Otros oficios como los de cereros, sombrereros, loceros, pintores, prensadores o barberos reflejaron la vida urbana del virreinato, donde cada tarea era una escuela de técnica y paciencia. En los conventos, las iluminadoras adornaban libros y oraciones; en las minas, los ensayadores probaban la pureza del oro y la plata. Los curanderos y comadronas, herederos de la medicina ancestral, fueron el puente entre la herbolaria indígena y la ciencia europea.
En cada uno de ellos se dio una transferencia de conocimientos que ninguna guerra ni decreto pudo borrar. Lo que hoy admiramos como artesanía, gastronomía o arquitectura mexicana proviene de esas manos que aprendieron haciendo, observando y adaptando. Fue allí, en el trabajo cotidiano, donde se dio el verdadero diálogo entre culturas.
UNA CULTURA HECHA A MANO
Cada objeto, cada platillo o cada retablo conserva en su forma la memoria de aquel intercambio. No hay explotación que pueda explicar por sí sola la genialidad de los tejidos de Oaxaca, los muebles de Michoacán, los conventos poblanos o las cocinas de Yucatán, Veracruz o Chiapas.
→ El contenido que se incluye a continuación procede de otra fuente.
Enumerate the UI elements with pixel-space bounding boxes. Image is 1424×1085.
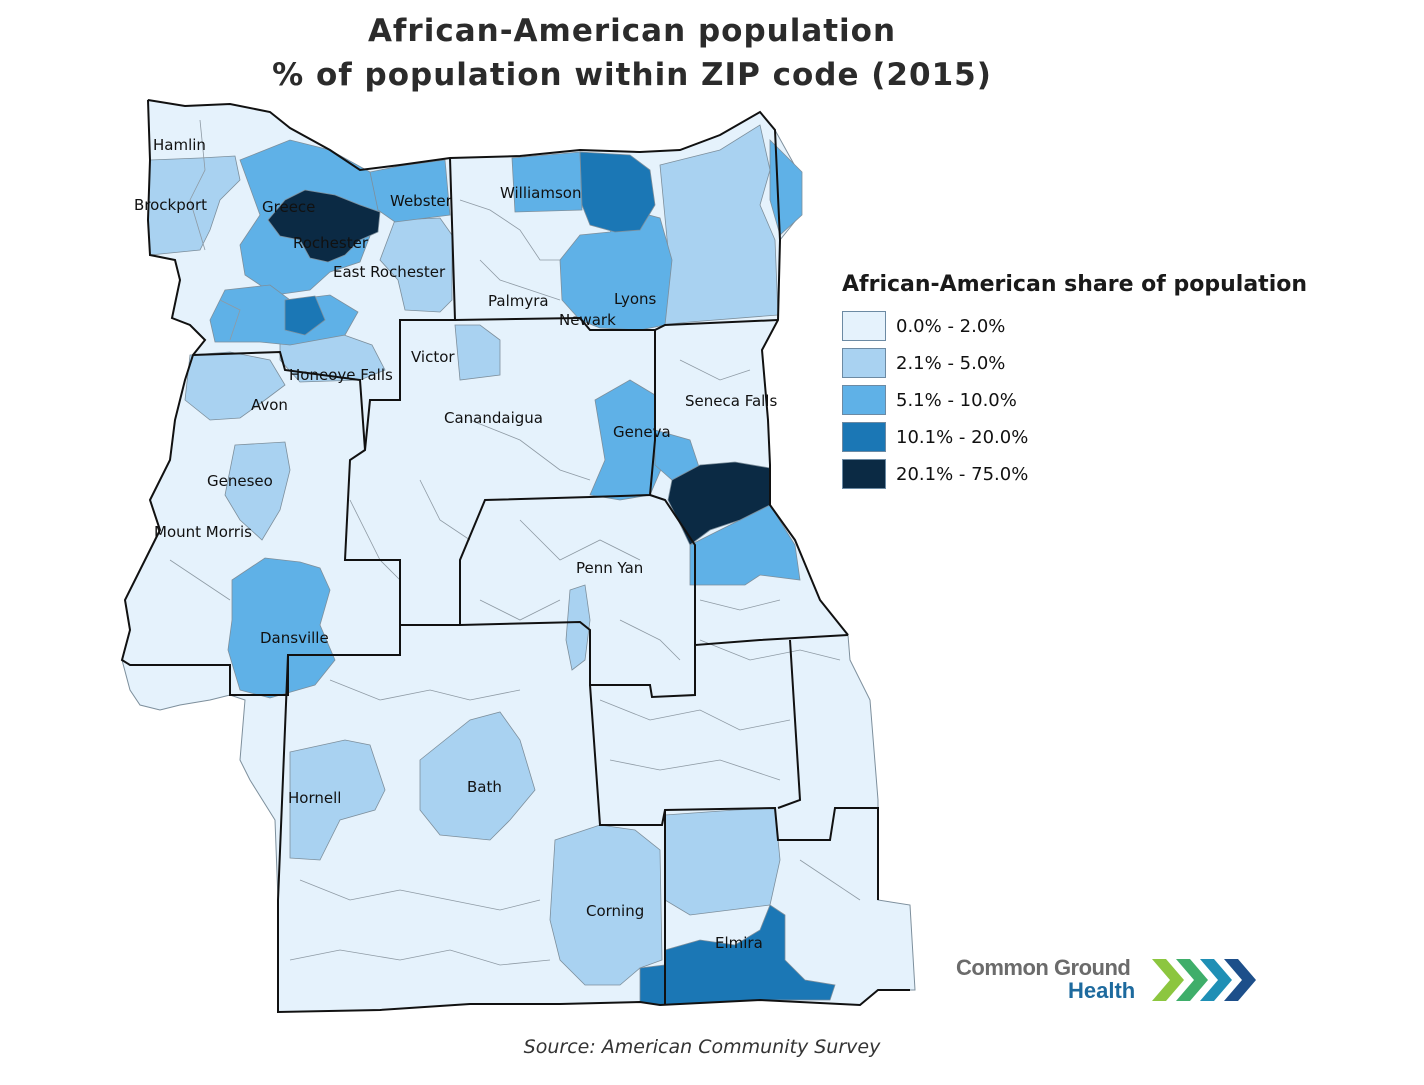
county-boundaries bbox=[120, 99, 910, 1014]
map-title: African-American population bbox=[367, 13, 897, 49]
label-geneva: Geneva bbox=[613, 423, 671, 441]
region-geneseo bbox=[224, 441, 291, 541]
legend-label: 10.1% - 20.0% bbox=[896, 426, 1029, 448]
chevron-icon bbox=[1176, 959, 1208, 1001]
label-honeoye-falls: Honeoye Falls bbox=[289, 366, 393, 384]
legend-swatch bbox=[842, 348, 886, 378]
label-avon: Avon bbox=[251, 396, 288, 414]
label-east-rochester: East Rochester bbox=[333, 263, 446, 281]
region-sodus bbox=[579, 151, 656, 233]
label-rochester: Rochester bbox=[293, 234, 369, 252]
region-victor-north bbox=[454, 324, 501, 381]
label-hamlin: Hamlin bbox=[153, 136, 206, 154]
place-labels: Hamlin Brockport Greece Webster Williams… bbox=[134, 136, 777, 952]
label-brockport: Brockport bbox=[134, 196, 207, 214]
legend-swatch bbox=[842, 385, 886, 415]
region-hornell bbox=[289, 739, 386, 861]
label-corning: Corning bbox=[586, 902, 644, 920]
legend-label: 5.1% - 10.0% bbox=[896, 389, 1017, 411]
label-mount-morris: Mount Morris bbox=[154, 523, 252, 541]
logo-text-line2: Health bbox=[1068, 978, 1136, 1003]
legend-item: 20.1% - 75.0% bbox=[842, 459, 1307, 489]
region-rochester bbox=[267, 189, 381, 263]
label-webster: Webster bbox=[390, 192, 453, 210]
label-canandaigua: Canandaigua bbox=[444, 409, 543, 427]
region-webster bbox=[369, 159, 451, 223]
label-lyons: Lyons bbox=[614, 290, 657, 308]
legend-item: 2.1% - 5.0% bbox=[842, 348, 1307, 378]
legend-swatch bbox=[842, 422, 886, 452]
region-rochester-south bbox=[284, 295, 326, 336]
label-victor: Victor bbox=[411, 348, 455, 366]
chevron-icon bbox=[1152, 959, 1184, 1001]
region-elmira-north bbox=[664, 807, 781, 916]
zip-boundaries bbox=[169, 119, 861, 966]
legend-label: 20.1% - 75.0% bbox=[896, 463, 1029, 485]
region-elmira-west bbox=[639, 964, 666, 1006]
region-gates bbox=[209, 284, 359, 346]
region-geneva bbox=[589, 379, 666, 501]
label-elmira: Elmira bbox=[715, 934, 763, 952]
label-dansville: Dansville bbox=[260, 629, 329, 647]
source-note: Source: American Community Survey bbox=[523, 1036, 881, 1058]
label-greece: Greece bbox=[262, 198, 315, 216]
label-hornell: Hornell bbox=[288, 789, 341, 807]
map-subtitle: % of population within ZIP code (2015) bbox=[272, 57, 992, 93]
legend-title: African-American share of population bbox=[842, 272, 1308, 297]
zip-regions bbox=[121, 99, 916, 1013]
label-bath: Bath bbox=[467, 778, 502, 796]
label-seneca-falls: Seneca Falls bbox=[685, 392, 777, 410]
label-palmyra: Palmyra bbox=[488, 292, 549, 310]
legend-item: 0.0% - 2.0% bbox=[842, 311, 1307, 341]
legend: African-American share of population 0.0… bbox=[842, 272, 1307, 496]
chevron-icon bbox=[1200, 959, 1232, 1001]
label-penn-yan: Penn Yan bbox=[576, 559, 643, 577]
legend-item: 10.1% - 20.0% bbox=[842, 422, 1307, 452]
label-geneseo: Geneseo bbox=[207, 472, 273, 490]
region-williamson bbox=[511, 151, 583, 213]
region-avon bbox=[184, 351, 286, 421]
legend-swatch bbox=[842, 311, 886, 341]
legend-label: 0.0% - 2.0% bbox=[896, 315, 1006, 337]
region-keuka bbox=[565, 584, 591, 671]
region-east-rochester bbox=[379, 217, 453, 313]
logo-text-line1: Common Ground bbox=[956, 955, 1131, 980]
label-newark: Newark bbox=[559, 311, 616, 329]
legend-label: 2.1% - 5.0% bbox=[896, 352, 1006, 374]
region-bath bbox=[419, 711, 536, 841]
common-ground-health-logo: Common Ground Health bbox=[956, 955, 1266, 1005]
chevron-arrows-icon bbox=[1152, 959, 1256, 1001]
region-lyons bbox=[559, 209, 673, 331]
legend-item: 5.1% - 10.0% bbox=[842, 385, 1307, 415]
legend-swatch bbox=[842, 459, 886, 489]
region-dansville bbox=[227, 557, 336, 699]
chevron-icon bbox=[1224, 959, 1256, 1001]
label-williamson: Williamson bbox=[500, 184, 581, 202]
Lo que hay detrás es el esfuerzo acumulado de generaciones que aprendieron a combinar mundos.
Hoy, cuando algunos pretenden reinterpretar el pasado desde la victimización o el resentimiento, conviene recordar que la identidad mexicana no nació del sometimiento, sino del ingenio. Los oficios del virreinato —junto con la encomienda como espacio de enseñanza y transmisión cultural— fueron las aulas donde el pueblo aprendió a crear.
Y bien haríamos también en resignificar la herencia española, no como un pecado histórico, sino como una semilla de civilización que permitió que floreciera lo mejor del mestizaje. Mal hacemos en estigmatizarla. La lengua, la fe, las técnicas y los oficios no fueron cadenas, ni grilletes, sino herramientas con las que se edificó un nuevo mundo. De esa fusión —a veces conflictiva, pero profundamente creadora— nació el alma de México: una nación hecha a mano, entre la razón europea y la sensibilidad indígena.